Amiante et délai de prescription

Amiante et délai de prescription : Le Conseil des États décide de «ne pas donner de faux espoirs aux victimes»

Les délais de prescription sont tellement courts que dans les cas de maladie due à l’amiante les victimes sont en fait privées de la possibilité de faire valoir leur droit. Rallonger le délai de prescription? Pas nécessaire, a décidé le Conseil des Etats.

Dans la navette parlementaire  sur le projet d’allongement du délai de prescription à 30 ans, c’était au tour du Conseil des Etats de se prononcer après que le Conseil national l’a ramené à 20 ans. La Chambre haute a, elle, opté pour le retour au statu quo. Les éminents progressistes qui la peuplent ont suivi le Glaronnais Thomas Hefti (PLR) qui les priait de «ne pas donner de faux espoirs aux victimes», sous prétexte que plus le temps passait, moins les preuves de l’atteinte étaient évidentes. Cet avocat doit se prendre pour une référence médicale depuis qu’il siège à la direction de la Ligue pulmonaire de son canton…

Ce n’est toutefois pas à ce titre qu’il est intervenu dans le débat, mais bien plus sûrement en tant que dirigeant d’Eco Swiss. Sous ce nom sympa agit le lobby patronal spécialisé dans la protection de l’environnement, la sécurité et la santé au travail. Et dans la famille Hefti, servir les intérêts du patronat et de l’économie privée, ça on sait faire.

 

Thomas Hefti

 

Passons sur l’arrière-grand-père et le grand-père, tous deux membres du gouvernement glaronnais.
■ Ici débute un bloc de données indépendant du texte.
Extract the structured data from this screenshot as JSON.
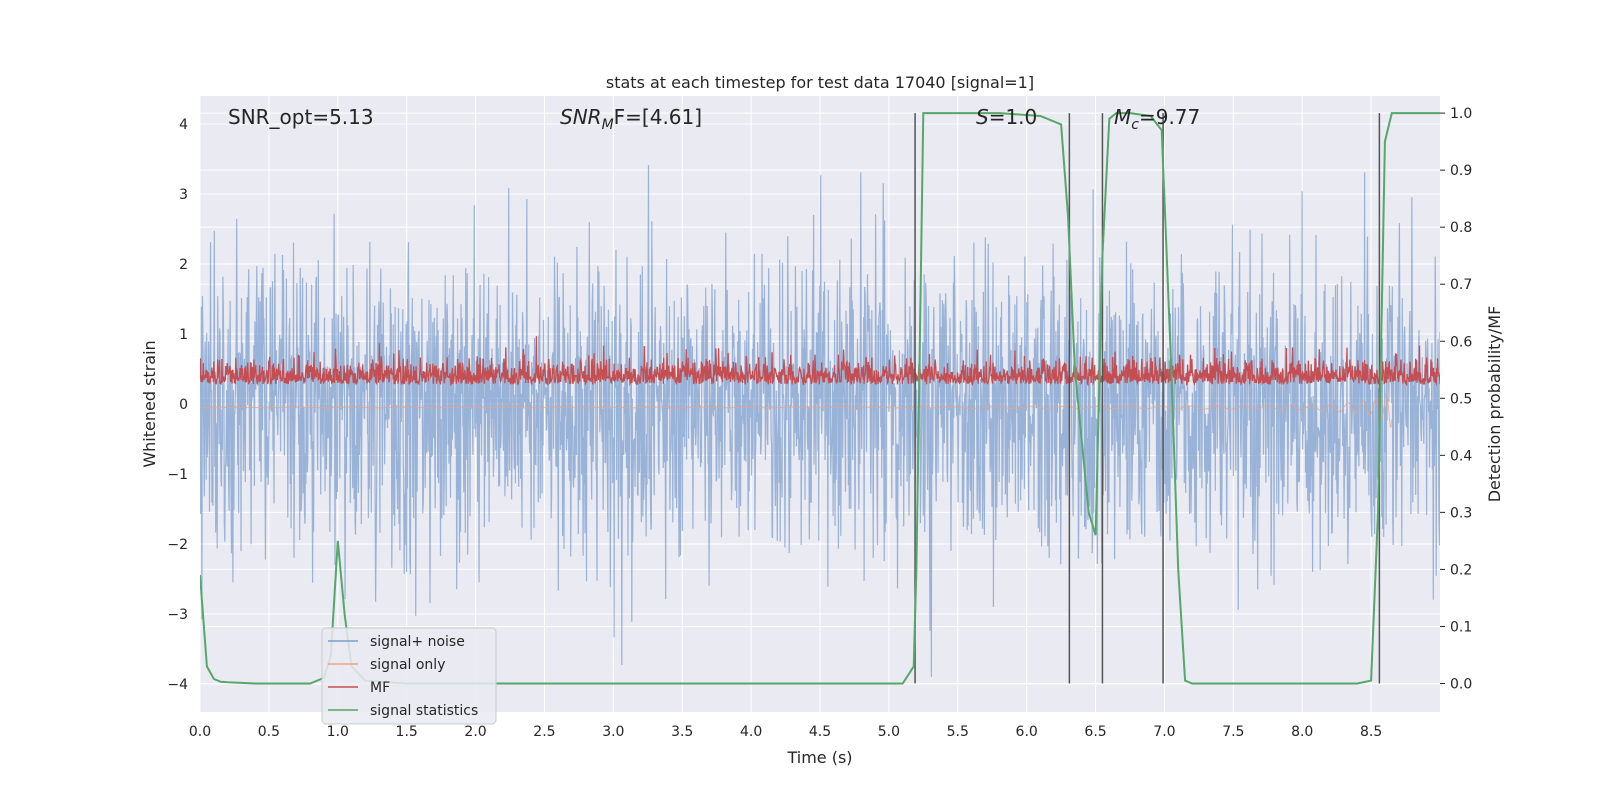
{
  "chart_data": {
    "type": "line",
    "title": "stats at each timestep for test data 17040 [signal=1]",
    "xlabel": "Time (s)",
    "ylabel_left": "Whitened strain",
    "ylabel_right": "Detection probability/MF",
    "xlim": [
      0,
      9.0
    ],
    "ylim_left": [
      -4.4,
      4.4
    ],
    "ylim_right": [
      -0.05,
      1.03
    ],
    "xticks": [
      "0.0",
      "0.5",
      "1.0",
      "1.5",
      "2.0",
      "2.5",
      "3.0",
      "3.5",
      "4.0",
      "4.5",
      "5.0",
      "5.5",
      "6.0",
      "6.5",
      "7.0",
      "7.5",
      "8.0",
      "8.5"
    ],
    "xtick_values": [
      0,
      0.5,
      1.0,
      1.5,
      2.0,
      2.5,
      3.0,
      3.5,
      4.0,
      4.5,
      5.0,
      5.5,
      6.0,
      6.5,
      7.0,
      7.5,
      8.0,
      8.5
    ],
    "yticks_left": [
      "−4",
      "−3",
      "−2",
      "−1",
      "0",
      "1",
      "2",
      "3",
      "4"
    ],
    "ytick_values_left": [
      -4,
      -3,
      -2,
      -1,
      0,
      1,
      2,
      3,
      4
    ],
    "yticks_right": [
      "0.0",
      "0.1",
      "0.2",
      "0.3",
      "0.4",
      "0.5",
      "0.6",
      "0.7",
      "0.8",
      "0.9",
      "1.0"
    ],
    "ytick_values_right": [
      0,
      0.1,
      0.2,
      0.3,
      0.4,
      0.5,
      0.6,
      0.7,
      0.8,
      0.9,
      1.0
    ],
    "grid": true,
    "annotations": {
      "snr_opt": "SNR_opt=5.13",
      "snr_mf_main": "SNR",
      "snr_mf_sub": "M",
      "snr_mf_rest": "F=[4.61]",
      "s_main": "S",
      "s_rest": "=1.0",
      "mc_main": "M",
      "mc_sub": "c",
      "mc_rest": "=9.77"
    },
    "legend": {
      "placement": "lower-left",
      "entries": [
        {
          "label": "signal+ noise",
          "color": "#7a9ccc"
        },
        {
          "label": "signal only",
          "color": "#f0a37c"
        },
        {
          "label": "MF",
          "color": "#c44e52"
        },
        {
          "label": "signal statistics",
          "color": "#55a868"
        }
      ]
    },
    "series": [
      {
        "name": "signal statistics",
        "axis": "right",
        "color": "#55a868",
        "x": [
          0.0,
          0.05,
          0.1,
          0.15,
          0.2,
          0.4,
          0.6,
          0.8,
          0.9,
          0.95,
          1.0,
          1.05,
          1.1,
          1.2,
          1.5,
          2.0,
          2.5,
          3.0,
          3.5,
          4.0,
          4.5,
          5.0,
          5.1,
          5.18,
          5.2,
          5.25,
          5.3,
          5.5,
          5.8,
          6.1,
          6.25,
          6.3,
          6.35,
          6.45,
          6.5,
          6.55,
          6.6,
          6.65,
          6.75,
          6.9,
          6.98,
          7.05,
          7.1,
          7.15,
          7.2,
          7.3,
          7.5,
          8.0,
          8.4,
          8.5,
          8.55,
          8.6,
          8.65,
          8.7,
          8.8,
          9.0
        ],
        "y": [
          0.19,
          0.03,
          0.008,
          0.003,
          0.002,
          0.0,
          0.0,
          0.0,
          0.01,
          0.05,
          0.25,
          0.12,
          0.03,
          0.005,
          0.0,
          0.0,
          0.0,
          0.0,
          0.0,
          0.0,
          0.0,
          0.0,
          0.0,
          0.03,
          0.2,
          1.0,
          1.0,
          1.0,
          1.0,
          0.995,
          0.98,
          0.82,
          0.55,
          0.3,
          0.26,
          0.75,
          0.99,
          1.0,
          1.0,
          0.995,
          0.97,
          0.55,
          0.2,
          0.005,
          0.0,
          0.0,
          0.0,
          0.0,
          0.0,
          0.005,
          0.3,
          0.95,
          1.0,
          1.0,
          1.0,
          1.0
        ]
      }
    ],
    "vertical_lines_x": [
      5.19,
      6.31,
      6.55,
      6.99,
      8.56
    ]
  }
}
Arrêtons-­nous toutefois sur le père, lui aussi représentant au Conseil des Etats (1968–1990) du canton portant Saint Fridolin sur son blason. Collectionneur invétéré de siège dans les commissions fédérales, Peter Hefti fut un défenseur systématique des intérêts des assurances privées, qui l’accueillirent en retour dans leur conseil d’administration. Gageons qu’un retour d’ascenseur du même type attend aussi le fiston, s’il continue à faire si bien son travail.

La décision du Conseil des Etats avait été précédée d’un intense travail de pression, qui avait fini par énerver même Christian Levrat (PS), pourtant habitué: «Je suis frappé de la tonalité des courriers que nous avons reçus ces dernières semaines, de l’intensité du lobbying auquel nous sommes exposés dans cette affaire, et surtout du côté unilatéral de ce lobbying. Tout se passe comme si seuls les auteurs des dommages en question avaient des organisations aptes à les défendre».

On peut se demander pourquoi ce lobbyisme est passé par Glaris avant de s’exprimer pleinement à Berne. La réponse est simple : il y avait deux usines Eternit en Suisse. L’une à Payerne, l’autre à Niederurnen, dans le petit territoire du canton de Glaris. L’amiante laisse des traces partout, pas seulement dans les poumons des travailleurs.